Of course, a minimum level of fidelity is required, but what’s far more important is perceptual consistency. By this, I mean that all sensory signals (i.e. sight, sound, touch, and motion) feed a single mental model of the world within your brain. With augmented reality, this can be achieved with relatively low visual fidelity, as long as virtual elements are spatially and temporally registered to your surroundings in a convincing way. And because our sense of distance (i.e. depth perception) is relatively coarse, it’s not hard for this to be convincing.
But for virtual reality, providing a unified sensory model of the world is much harder. This might sound surprising because it’s far easier for VR hardware to provide high-fidelity visuals without lag or distortion. But unless you’re using elaborate and impractical hardware, your body will be sitting or standing still while most virtual experiences involve motion. This inconsistency forces your brain to build and maintain two separate models of your world — one for your real surroundings and one for the virtual world that is presented in your headset.

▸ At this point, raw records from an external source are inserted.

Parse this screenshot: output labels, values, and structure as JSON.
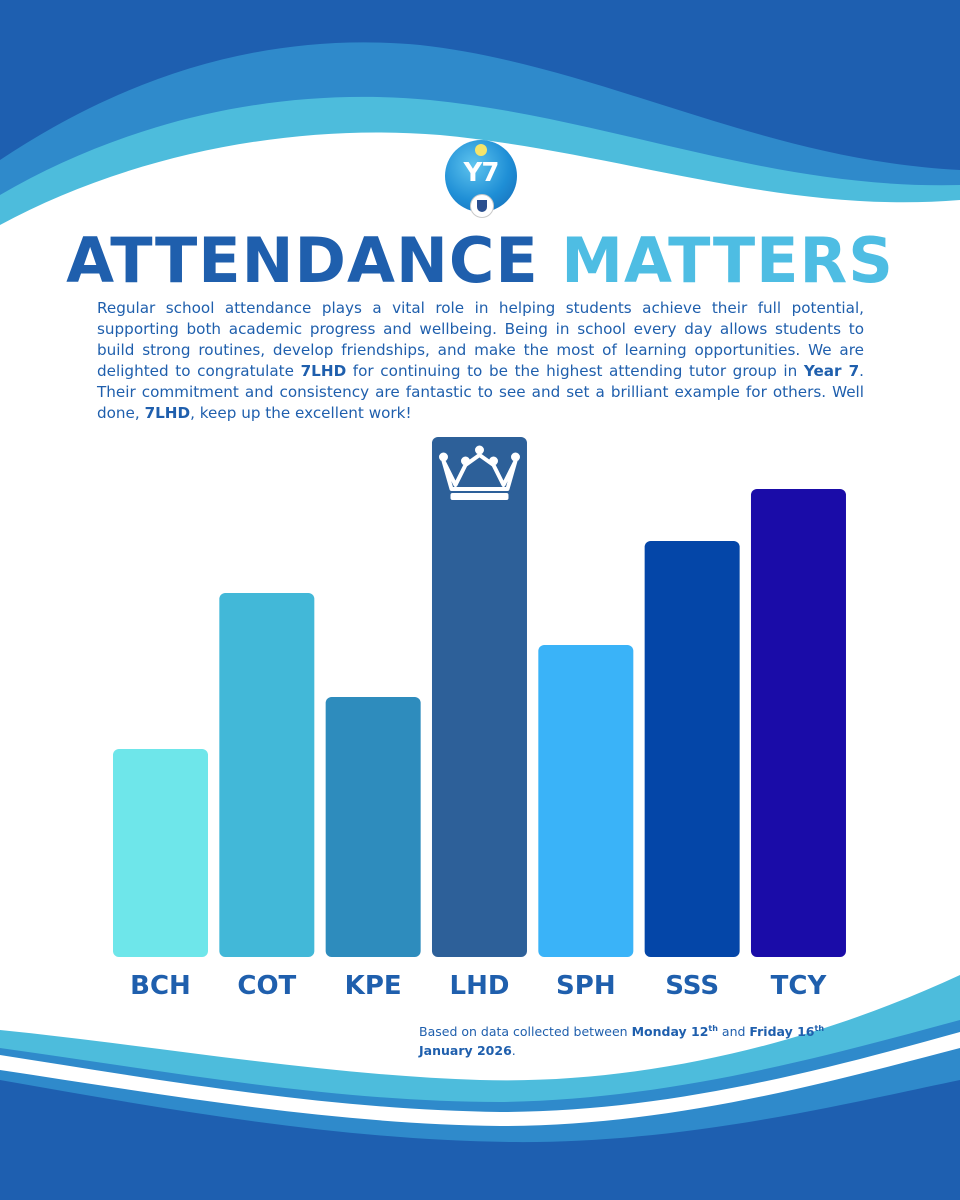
{
  "logo": {
    "text": "Y7"
  },
  "title": {
    "part1": "ATTENDANCE",
    "part2": "MATTERS"
  },
  "intro": {
    "s1": "Regular school attendance plays a vital role in helping students achieve their full potential, supporting both academic progress and wellbeing. Being in school every day allows students to build strong routines, develop friendships, and make the most of learning opportunities. We are delighted to congratulate ",
    "group1": "7LHD",
    "s2": " for continuing to be the highest attending tutor group in ",
    "year": "Year 7",
    "s3": ". Their commitment and consistency are fantastic to see and set a brilliant example for others. Well done, ",
    "group2": "7LHD",
    "s4": ", keep up the excellent work!"
  },
  "chart_data": {
    "type": "bar",
    "categories": [
      "BCH",
      "COT",
      "KPE",
      "LHD",
      "SPH",
      "SSS",
      "TCY"
    ],
    "values": [
      40,
      70,
      50,
      100,
      60,
      80,
      90
    ],
    "colors": [
      "#6ee6ea",
      "#42b8d8",
      "#2e8cbd",
      "#2d6099",
      "#3ab3f8",
      "#0446a8",
      "#1a0ca8"
    ],
    "highlight_index": 3,
    "highlight_icon": "crown-icon",
    "label_color": "#1f5fad",
    "ylim": [
      0,
      100
    ]
  },
  "footnote": {
    "prefix": "Based on data collected between ",
    "start_day": "Monday 12",
    "start_sup": "th",
    "mid": " and ",
    "end_day": "Friday 16",
    "end_sup": "th",
    "end_line": "January 2026",
    "suffix": "."
  },
  "colors": {
    "title_dark": "#1f5fad",
    "title_light": "#4ebde3",
    "wave_dark": "#1e5fb0",
    "wave_mid": "#2f8acb",
    "wave_light": "#4dbcdc"
  }
}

When I tell people this, they often push back, forgetting that regardless of what’s happening in their headset, their brain still maintains a model of their body sitting on their chair, facing a particular direction in a particular room, with their feet touching the floor (etc.). Because of this perceptual inconsistency, your brain is forced to maintain two mental models. There are ways to reduce the effect, but it’s only when you merge real and virtual worlds into a single consistent experience (i.e. foster a unified mental model) that this truly gets solved.